In a beautiful piece in Washington Post this week, professors Pam Karlan and Aziz Huq make exactly this point: “She also championed male plaintiffs who demonstrated the burdens an ideology of gender-separate spheres imposed on all—as when, in a 1975 case, she argued on behalf of Stephen Wiesenfeld that the denial of Social Security benefits to widowers but not widows amounted to an unjust replication of stereotypes.” They go on to note that, faced with the claim that Wiesenfeld simply wanted to stay home and care for his young son, Robert Bork, who represented the U.S. government as solicitor general, scoffed at the very premise of the case: “Wiesenfeld’s desire to be the caregiver for his child, said Bork incredulously, was an obvious fabrication.” But Ginsburg knew that men suffered from these inflexible stereotypes about who was a breadwinner and who was the nurturer, just as women did. She wasn’t using her legal strategy to push men down. She believed that the world would simply be better for all of us if women could be fighter pilots and men could—as her own husband did—allow themselves to cook dinners and help with homework.

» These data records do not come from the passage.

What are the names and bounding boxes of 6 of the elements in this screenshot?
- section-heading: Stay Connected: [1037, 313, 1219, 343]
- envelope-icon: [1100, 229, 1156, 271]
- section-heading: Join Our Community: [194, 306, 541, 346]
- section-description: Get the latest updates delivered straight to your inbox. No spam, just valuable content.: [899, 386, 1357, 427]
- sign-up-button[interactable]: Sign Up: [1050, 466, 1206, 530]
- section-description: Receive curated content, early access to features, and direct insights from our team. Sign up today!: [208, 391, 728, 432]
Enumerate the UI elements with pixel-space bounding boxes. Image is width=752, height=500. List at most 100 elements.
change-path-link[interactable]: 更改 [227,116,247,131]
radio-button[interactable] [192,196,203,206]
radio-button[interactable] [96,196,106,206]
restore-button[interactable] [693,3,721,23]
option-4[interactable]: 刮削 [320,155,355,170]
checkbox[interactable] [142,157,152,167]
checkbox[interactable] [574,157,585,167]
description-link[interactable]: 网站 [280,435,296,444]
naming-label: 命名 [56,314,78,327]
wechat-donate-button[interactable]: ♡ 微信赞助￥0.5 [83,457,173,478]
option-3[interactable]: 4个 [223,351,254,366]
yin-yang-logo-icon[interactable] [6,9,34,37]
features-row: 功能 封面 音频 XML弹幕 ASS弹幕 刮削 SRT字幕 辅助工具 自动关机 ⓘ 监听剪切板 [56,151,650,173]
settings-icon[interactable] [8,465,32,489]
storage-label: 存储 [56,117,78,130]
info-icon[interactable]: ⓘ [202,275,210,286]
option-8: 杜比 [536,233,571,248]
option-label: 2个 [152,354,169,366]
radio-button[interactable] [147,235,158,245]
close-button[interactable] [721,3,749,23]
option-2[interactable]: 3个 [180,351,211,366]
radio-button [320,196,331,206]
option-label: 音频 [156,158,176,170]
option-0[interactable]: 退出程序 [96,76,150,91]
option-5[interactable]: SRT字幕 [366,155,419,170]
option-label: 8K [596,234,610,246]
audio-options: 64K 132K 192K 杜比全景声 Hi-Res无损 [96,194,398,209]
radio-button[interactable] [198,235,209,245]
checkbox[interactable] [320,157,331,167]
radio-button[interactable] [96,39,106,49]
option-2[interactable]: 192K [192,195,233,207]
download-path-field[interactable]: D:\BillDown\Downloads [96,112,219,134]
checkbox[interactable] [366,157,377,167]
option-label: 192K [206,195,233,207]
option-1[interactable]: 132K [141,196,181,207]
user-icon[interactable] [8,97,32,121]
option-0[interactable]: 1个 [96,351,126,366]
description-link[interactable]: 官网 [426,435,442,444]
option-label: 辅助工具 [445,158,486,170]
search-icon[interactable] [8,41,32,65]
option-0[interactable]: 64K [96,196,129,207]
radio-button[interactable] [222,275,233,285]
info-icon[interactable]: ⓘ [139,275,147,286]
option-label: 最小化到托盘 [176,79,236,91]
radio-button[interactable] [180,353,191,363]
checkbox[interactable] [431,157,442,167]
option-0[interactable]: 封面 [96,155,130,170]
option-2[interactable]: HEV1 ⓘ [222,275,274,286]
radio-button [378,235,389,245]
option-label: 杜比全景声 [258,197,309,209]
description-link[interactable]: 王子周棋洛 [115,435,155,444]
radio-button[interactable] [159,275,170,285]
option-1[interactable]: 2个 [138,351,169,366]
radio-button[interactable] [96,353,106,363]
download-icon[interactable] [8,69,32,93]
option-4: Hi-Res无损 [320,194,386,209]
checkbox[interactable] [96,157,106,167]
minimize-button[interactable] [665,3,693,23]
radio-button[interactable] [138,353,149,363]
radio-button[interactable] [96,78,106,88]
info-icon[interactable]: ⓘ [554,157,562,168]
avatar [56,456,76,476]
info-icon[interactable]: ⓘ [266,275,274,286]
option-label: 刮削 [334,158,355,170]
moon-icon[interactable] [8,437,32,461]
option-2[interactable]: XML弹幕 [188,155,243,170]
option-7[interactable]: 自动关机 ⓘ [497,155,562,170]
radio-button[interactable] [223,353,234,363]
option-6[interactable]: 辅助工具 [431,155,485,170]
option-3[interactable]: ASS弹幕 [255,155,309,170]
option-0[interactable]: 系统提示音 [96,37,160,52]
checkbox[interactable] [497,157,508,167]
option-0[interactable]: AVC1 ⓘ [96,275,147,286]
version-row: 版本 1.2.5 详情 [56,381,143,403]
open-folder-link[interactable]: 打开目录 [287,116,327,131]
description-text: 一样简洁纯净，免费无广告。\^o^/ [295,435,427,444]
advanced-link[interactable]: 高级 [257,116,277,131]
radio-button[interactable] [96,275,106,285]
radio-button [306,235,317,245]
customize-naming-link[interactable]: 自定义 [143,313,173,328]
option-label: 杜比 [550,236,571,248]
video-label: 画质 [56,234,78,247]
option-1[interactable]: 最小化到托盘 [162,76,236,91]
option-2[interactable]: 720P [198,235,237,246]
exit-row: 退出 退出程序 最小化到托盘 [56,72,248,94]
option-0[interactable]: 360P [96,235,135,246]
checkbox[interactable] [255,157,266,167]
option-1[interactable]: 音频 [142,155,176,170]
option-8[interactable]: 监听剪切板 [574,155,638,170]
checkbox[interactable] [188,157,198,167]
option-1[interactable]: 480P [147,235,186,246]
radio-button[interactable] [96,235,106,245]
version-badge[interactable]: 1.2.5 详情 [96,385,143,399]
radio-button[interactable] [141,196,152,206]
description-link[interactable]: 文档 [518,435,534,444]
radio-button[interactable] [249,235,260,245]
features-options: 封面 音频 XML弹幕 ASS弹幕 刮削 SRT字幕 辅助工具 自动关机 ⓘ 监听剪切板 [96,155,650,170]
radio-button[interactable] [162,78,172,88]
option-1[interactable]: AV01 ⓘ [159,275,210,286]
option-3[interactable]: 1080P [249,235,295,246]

In many ways, I now think we may disserve RBG when we paint her as someone who paved the way for our daughters to be equals because she was driven by anger and a loathing of injustice. I think she genuinely believed that true equality would benefit men as much as women, and I think her holistic thesis on gender and justice has proven true. The world she helped design with her polite, incremental acts of persuasion has enriched men and women alike, and the world she helped design for immigrants, voters, minorities, workers, the disabled, and the elderly was never intended to be zero-sum, either. The fact that wealthy white men in the GOP see more liberty, a broader franchise, more racial diversity, and better-paid workers as a threat to themselves doesn’t mean the world she was creating was destructive. Her vision of America always demanded that benefits be shared more widely so that everyone could benefit from a more diverse and more accepting polity.

Maybe that was always too romantic. Maybe we are simply at a place in which anyone else’s victory means that we are diminished. But I continue to believe that nothing about this week’s winner-take-all law or politics would have been appealing to Ginsburg, just as nothing about eroding the integrity and reputation of the courts would have been attractive to her. Corny as it may sound, the justice really did see the law as a means of offering up America’s bounty to everyone. That work demanded patience and politeness and cooperation.

That millions of people stand to lose health care, and reproductive rights, and environmental protections, because of her replacement at the court is horrible. It is one cause of my rage, certainly. But it isn’t the worst thing RBG could have imagined. The worst thing is the exultant ways in which those ensuring that so many will suffer so a few can call themselves the victors would have been anathema both under her view of the Constitution and under her polite and anachronistically charitable worldview. And it is, I think, worth being mad about. I have gradually come to think that while RBG didn’t let herself be motivated by naked fury, she was propelled forward by injustice. And the injustice of having a seat filled by yet another president who lost the popular vote, and ratified by a Senate that subverts the minority vote, even as a majority of the country has no interest in rushing the vote? That injustice burns just as hot as any injustice RBG encountered, and perhaps even she would have given up on good-faith cooperation when good-faith cooperation took advantage of her.